John Krasinski’s A Quiet Place was a massive success in 2018, when it was met with a large box office cume and critical appreciation. In part, this critical fascination was due to the sheer silence the film conjured in its theatrical audience. With the sound design so deliberate (and so dedicated to being quiet), idle chatter and candy wrapper rustling in the theater was tacitly discouraged.
A Quiet Place has its moments, showcasing Krasinski’s ability to plant overt seeds in suspenseful sequences which (at their best) conjure delightful tension. Perhaps not the most groundbreaking horror-thriller, but it is not hard to see why it was such a crowd-pleaser.
A Quiet Place Part II—which is now being discussed as one of the first resuscitative heartbeats at the domestic box office since the start of the COVID-19 pandemic—has the same crowd-pleasing kernels. It is evident from the film’s lengthy, inaugural (and best) set piece, which depicts the first day of this fictional world’s apocalyptic event: the crashing to Earth of lanky, face-plated monsters who hunt through their acute sense of hearing.
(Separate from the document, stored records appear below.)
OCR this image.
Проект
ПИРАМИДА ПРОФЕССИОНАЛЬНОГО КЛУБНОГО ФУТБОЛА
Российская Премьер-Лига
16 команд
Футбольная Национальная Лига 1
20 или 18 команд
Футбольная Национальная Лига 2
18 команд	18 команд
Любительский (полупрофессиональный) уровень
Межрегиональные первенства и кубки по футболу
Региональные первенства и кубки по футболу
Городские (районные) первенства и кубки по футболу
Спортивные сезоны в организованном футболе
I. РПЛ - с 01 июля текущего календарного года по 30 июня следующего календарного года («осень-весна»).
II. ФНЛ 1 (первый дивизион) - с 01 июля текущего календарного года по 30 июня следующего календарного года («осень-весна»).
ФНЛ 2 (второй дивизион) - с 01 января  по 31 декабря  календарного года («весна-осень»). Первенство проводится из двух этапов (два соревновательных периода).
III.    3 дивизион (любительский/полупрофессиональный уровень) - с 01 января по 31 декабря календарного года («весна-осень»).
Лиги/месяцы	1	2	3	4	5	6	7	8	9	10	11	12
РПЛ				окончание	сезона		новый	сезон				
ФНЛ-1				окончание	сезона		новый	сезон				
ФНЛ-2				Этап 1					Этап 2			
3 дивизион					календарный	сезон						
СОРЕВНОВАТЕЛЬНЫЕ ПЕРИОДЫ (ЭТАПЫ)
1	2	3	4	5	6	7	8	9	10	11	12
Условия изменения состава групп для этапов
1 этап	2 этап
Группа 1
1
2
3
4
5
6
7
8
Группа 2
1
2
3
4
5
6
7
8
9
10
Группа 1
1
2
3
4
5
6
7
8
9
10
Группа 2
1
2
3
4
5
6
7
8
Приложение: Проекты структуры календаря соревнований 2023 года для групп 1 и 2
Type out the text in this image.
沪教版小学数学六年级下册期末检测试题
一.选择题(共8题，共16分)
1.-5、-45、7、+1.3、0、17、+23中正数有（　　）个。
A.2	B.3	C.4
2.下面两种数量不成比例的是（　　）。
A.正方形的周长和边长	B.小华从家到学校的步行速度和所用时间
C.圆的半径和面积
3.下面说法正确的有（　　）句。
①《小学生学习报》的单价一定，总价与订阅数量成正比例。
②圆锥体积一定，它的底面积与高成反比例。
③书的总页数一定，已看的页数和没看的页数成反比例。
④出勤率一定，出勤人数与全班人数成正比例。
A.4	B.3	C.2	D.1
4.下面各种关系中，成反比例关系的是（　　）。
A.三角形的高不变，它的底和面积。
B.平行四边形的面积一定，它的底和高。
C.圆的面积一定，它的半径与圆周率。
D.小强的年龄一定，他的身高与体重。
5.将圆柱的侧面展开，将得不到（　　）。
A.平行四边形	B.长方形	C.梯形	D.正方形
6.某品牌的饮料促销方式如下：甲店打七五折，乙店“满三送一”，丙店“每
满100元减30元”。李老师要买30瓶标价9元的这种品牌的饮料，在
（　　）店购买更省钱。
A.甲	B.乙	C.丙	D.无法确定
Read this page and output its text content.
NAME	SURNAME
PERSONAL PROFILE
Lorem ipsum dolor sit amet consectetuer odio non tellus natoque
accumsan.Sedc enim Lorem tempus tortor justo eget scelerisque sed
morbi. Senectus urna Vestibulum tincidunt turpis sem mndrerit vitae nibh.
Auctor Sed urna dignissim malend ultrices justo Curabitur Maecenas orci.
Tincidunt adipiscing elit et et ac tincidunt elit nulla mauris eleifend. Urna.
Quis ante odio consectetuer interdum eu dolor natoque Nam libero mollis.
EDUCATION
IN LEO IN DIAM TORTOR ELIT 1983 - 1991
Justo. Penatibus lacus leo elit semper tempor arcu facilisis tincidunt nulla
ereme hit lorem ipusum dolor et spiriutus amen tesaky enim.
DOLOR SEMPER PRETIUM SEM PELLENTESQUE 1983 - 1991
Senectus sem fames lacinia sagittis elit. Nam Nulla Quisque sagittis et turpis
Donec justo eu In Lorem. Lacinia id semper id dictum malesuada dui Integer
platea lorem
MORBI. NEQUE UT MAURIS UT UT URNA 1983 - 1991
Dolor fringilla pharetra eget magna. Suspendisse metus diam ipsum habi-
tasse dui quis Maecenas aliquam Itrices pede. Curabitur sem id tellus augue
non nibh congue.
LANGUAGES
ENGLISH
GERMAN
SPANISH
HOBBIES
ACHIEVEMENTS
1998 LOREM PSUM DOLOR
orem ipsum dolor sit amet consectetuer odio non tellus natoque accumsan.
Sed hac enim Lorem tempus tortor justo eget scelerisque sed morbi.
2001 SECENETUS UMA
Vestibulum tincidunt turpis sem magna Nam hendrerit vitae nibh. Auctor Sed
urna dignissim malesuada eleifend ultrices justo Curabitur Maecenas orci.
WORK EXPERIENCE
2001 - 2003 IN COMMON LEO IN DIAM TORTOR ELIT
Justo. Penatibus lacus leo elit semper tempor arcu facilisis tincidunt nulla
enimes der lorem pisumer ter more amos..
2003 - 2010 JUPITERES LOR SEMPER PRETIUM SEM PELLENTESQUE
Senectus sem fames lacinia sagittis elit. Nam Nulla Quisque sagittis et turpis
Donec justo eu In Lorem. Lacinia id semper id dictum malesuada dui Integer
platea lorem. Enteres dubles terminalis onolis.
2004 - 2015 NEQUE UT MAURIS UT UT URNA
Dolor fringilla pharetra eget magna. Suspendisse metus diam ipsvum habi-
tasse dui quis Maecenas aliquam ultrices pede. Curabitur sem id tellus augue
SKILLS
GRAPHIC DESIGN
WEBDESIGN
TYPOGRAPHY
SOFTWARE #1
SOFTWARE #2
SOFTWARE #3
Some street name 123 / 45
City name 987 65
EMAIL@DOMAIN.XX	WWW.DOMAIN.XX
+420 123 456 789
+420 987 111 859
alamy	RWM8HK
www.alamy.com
Krasinski’s sense of pacing and storyboarding (alongside the precision of the editing and DP Polly Morgan’s fluid camera movement) shines in those first 10 minutes. And while the film never rises to this level of excitement again, this sequel provides ample set pieces sprinkled across the 97-minute runtime to satisfy those seeking for thrills.
The downside–to both this and its predecessor–is that the rollercoaster of up-and-down tension is all there is to this conceit. The narrative, meanwhile, lacks substance or substantial world-building. This isn’t to say a sequel to a monster movie needs to do anything clunky like explaining the origins of the aggressor or giving them a robust mythology. But A Quiet Place Part II reads in long stretches as a re-hash. It even replaces Krasinki’s character with another grizzled, stoic male hero.
The emotional stakes, too, are lacking, but not for lack of trying. The performances from the ensemble—Emily Blunt, Millicent Simmonds, Noah Jupe, and Cillian Murphy—are all grounded and watchable. Although, they embody simple characters with emotional baggage recognizable for a film of this sort. The ghosts of the fallen haunt them, but that haunting doesn’t resonate off the screen.
Krasinski repeats his process from A Quiet Place here. He plants objects within the environment which will clearly factor into climactic moments later on. And the knowledge that those objects will certainly throw a spanner in the works adds a metatextual enjoyment; our self-awareness fuels the suspense.
On the whole, though, the set pieces grow repetitive—so much so that when we reach a cross-cutting, three-pronged apex in the second half of the film, it reads more samey than thrilling. As the saying goes, variety is the spice of life. These two monster movies are entertaining, but I don’t think I will be itching for a third.